PatentsView / PatentsView-Disambiguation

30 stars 11 forks source link

assignee disambiguation: incorporate location in the measure of similarity #4

Closed Markhzz closed 3 years ago

Markhzz commented 3 years ago

Hi Monath,

Sorry to bother you again!!

I was trying to learn from your program. I checked your presentation slides at the USPTO Symposium, where you mentioined that "The assignee model is based on a tf-idf character n-gram string similarity model that uses data from PermID."

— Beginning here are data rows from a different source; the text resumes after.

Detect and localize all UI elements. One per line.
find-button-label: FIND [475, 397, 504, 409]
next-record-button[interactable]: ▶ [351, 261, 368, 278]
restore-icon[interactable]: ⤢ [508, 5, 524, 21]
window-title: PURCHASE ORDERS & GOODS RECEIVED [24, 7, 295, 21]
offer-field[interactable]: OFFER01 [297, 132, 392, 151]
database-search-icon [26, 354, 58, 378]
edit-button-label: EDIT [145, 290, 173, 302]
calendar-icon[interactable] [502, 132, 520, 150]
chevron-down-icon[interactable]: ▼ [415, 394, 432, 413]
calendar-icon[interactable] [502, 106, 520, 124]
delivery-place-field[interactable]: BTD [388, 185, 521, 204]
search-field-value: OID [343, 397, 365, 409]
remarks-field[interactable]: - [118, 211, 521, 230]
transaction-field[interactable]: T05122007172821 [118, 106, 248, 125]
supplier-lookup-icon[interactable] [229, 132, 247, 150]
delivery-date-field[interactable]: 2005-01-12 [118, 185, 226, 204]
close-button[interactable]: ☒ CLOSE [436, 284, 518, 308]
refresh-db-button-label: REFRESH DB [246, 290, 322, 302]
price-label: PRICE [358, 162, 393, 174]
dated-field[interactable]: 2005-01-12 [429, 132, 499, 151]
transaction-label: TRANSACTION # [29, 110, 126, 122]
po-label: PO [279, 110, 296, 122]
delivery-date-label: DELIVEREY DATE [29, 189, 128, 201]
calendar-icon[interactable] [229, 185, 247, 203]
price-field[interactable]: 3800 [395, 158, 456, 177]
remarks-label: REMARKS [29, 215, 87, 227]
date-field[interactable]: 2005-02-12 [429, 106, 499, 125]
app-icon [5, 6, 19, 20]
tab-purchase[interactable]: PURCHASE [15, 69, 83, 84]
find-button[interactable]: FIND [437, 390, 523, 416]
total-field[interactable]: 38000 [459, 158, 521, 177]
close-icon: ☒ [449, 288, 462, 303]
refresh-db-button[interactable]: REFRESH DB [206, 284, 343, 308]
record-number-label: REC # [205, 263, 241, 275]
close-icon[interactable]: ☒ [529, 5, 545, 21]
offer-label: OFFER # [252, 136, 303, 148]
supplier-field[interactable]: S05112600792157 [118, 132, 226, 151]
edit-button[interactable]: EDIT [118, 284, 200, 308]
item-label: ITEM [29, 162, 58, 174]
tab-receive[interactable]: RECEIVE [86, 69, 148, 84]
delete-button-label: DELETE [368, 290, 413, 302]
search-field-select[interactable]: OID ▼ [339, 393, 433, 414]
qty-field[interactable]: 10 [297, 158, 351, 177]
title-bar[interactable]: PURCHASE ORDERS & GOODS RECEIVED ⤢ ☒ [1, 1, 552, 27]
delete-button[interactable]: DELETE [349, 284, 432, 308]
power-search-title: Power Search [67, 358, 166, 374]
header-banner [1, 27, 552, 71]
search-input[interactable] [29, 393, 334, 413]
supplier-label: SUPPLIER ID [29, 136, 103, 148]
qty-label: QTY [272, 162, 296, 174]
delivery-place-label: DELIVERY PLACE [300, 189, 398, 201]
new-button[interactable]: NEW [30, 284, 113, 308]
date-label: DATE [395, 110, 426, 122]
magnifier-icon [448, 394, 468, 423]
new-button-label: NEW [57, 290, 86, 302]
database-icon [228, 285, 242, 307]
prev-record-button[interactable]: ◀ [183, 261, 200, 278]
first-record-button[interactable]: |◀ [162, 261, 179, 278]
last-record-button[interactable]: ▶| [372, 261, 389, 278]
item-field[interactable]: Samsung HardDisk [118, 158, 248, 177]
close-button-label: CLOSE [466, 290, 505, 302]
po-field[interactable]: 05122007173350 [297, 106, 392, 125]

Just to confirm, the program uses the location and name spelling similarity to compute the similarity, right? I make that inference because the program encodes three features, where the locations and name_tfidf are used for computing the similarity, and entity_kb_feat is used as constraint.

    triples = [(locations, FeatCalc.DOT, CentroidType.NORMED, False, False),
               (entity_kb_feat, FeatCalc.NO_MATCH, CentroidType.BINARY, False, True),
               (name_tfidf, FeatCalc.DOT, CentroidType.NORMED, False, False)]

Thank you so much!! I'm sorry for bothering you again!

Best, Mark

nmonath commented 3 years ago

Hi Mark, Sincere apologies for the delay again! Sorry for the confusion. While location is specified here, I believe it is no longer added to the AssigneeNameMention object the https://github.com/PatentsView/PatentsView-Disambiguation/blob/dev/docs/pv/disambiguation/core.py#L312. It should have been removed from the code you mention above (and will be). Thanks for your question!

Best, Nick

Markhzz commented 3 years ago

Hi Monath,

Thank you so much!!